Is this just what she has ASKED for? If this is the first offer then there's a really good chance she will not get that. My bf and I have been together over a year as well and he is also going through a divorce. At first it didn't seem that bad, but a few months ago it started getting really ugly. My bf's ex (or soon to be) is asking for $4,000/mo for 5 years, $3,000/mo for 3 more years and then $2,000 and so on and so forth until 10/11 years is up. After that point she wants the flexibility to take him back to court if she doesn't feel that she has enough. So basically she's looking for lifetime alimony. (I'm sure some people know that in Massachusetts, lifetime alimony is a common practice but we live over the border in NH so we're ok there.) Additionally, she wants to sell the house, which she wants 100% of the equity, all of the shit in the damn house and then 70% of the 401k. She wants to be paid back the $2,000 she borrowed from her father for the lawyer and oh let's not forget the medical bills! She wants my bf to pay all her medical bills for all of the counseling that she's in (she's been in counseling for almost all of their 22 year marriage) AND for whatever sickness/ailment she thinks she has this week since she is a hypochondriac. In the meantime she works full time and while she does not make the best money, he is paying temporary alimony, PLUS the mortgage, PLUS paying all the bills because he has felt guilty. (He has since stopped doing that) Yet because she's still pissed that he left her, she cries poor house and asks her 20 and 23 year old daughters to chip in for the electric bill etc etc. Not that I think they can't be responsible for some things but my bf told his kids that he doesn't know where she's putting her money because she should have PLENTY of it.
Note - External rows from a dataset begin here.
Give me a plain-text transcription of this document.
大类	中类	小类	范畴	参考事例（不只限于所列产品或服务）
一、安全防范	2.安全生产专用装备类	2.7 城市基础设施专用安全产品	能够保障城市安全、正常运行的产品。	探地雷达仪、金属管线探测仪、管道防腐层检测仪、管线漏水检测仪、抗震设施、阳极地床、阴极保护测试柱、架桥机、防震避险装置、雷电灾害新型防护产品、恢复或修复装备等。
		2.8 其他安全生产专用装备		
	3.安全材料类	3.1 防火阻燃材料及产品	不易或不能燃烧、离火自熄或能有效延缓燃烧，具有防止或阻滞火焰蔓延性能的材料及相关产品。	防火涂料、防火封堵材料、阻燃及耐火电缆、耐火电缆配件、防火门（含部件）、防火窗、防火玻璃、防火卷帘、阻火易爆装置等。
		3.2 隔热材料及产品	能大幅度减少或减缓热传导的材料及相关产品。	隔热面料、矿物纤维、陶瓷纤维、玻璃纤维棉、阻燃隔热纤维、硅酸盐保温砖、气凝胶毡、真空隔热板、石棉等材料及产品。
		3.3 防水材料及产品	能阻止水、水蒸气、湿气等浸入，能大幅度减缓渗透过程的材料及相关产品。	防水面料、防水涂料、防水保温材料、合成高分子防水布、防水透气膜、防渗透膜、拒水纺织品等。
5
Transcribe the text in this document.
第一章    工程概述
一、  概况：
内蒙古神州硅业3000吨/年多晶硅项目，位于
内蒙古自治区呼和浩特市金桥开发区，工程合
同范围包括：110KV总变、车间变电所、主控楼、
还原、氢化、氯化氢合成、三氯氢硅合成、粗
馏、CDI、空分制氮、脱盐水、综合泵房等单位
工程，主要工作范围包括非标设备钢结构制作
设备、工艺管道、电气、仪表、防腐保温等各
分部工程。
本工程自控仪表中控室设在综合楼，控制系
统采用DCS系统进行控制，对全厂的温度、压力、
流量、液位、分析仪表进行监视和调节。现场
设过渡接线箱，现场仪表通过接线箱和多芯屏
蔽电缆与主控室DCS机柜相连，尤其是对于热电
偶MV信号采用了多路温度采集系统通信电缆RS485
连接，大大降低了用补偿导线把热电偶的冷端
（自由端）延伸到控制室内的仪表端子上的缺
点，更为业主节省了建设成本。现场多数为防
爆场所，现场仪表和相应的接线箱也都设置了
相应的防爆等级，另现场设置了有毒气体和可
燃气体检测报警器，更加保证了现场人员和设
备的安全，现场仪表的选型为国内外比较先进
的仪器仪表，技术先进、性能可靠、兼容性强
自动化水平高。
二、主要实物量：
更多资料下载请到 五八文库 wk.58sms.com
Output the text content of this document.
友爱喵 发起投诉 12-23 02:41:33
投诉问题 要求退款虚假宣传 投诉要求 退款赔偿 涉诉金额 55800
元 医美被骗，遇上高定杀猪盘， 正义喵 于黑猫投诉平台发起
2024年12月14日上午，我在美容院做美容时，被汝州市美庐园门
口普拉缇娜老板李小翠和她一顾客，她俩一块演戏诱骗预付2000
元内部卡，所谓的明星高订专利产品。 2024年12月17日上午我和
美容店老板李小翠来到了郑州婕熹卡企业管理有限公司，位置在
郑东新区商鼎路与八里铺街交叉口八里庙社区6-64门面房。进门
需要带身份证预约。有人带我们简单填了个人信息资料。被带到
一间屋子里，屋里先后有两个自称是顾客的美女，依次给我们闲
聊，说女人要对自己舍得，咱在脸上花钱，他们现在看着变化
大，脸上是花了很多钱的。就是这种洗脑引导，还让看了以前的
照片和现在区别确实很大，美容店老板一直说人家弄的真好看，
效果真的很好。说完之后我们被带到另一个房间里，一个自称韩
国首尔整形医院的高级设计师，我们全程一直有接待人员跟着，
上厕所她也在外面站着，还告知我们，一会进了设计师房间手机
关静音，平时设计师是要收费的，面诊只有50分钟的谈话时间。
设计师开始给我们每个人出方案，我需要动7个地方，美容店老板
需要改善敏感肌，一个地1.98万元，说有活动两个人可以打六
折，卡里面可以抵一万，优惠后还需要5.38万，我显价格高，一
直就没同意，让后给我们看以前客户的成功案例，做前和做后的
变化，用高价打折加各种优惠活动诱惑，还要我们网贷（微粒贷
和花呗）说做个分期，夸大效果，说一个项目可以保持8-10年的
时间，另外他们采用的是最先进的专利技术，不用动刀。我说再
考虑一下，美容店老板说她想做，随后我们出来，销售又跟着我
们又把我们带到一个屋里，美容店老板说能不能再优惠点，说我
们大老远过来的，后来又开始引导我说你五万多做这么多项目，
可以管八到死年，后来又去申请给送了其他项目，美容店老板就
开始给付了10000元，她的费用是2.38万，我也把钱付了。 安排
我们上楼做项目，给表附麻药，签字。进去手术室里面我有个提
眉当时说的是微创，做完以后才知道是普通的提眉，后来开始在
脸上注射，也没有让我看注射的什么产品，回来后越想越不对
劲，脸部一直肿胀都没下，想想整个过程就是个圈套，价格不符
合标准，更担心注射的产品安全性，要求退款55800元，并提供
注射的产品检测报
So my point is...while your DH's ex is asking the court for these things, it's the first offer and to my knowledge there is very little chance that she is going to get EVERYTHING she is asking for. Divorces are bitter and can be very nasty and I completely understand that now that I am involved with someone who is in one. I know it's frustrating, believe me! However, just keep in mind that she is being a bit ridiculous and the judge is not going to grant her all of these things just because she asked. They will go over financial statements and work history and all that crap so there's still a chance my friend!! Hang in there I know it's a pain in the ass!!!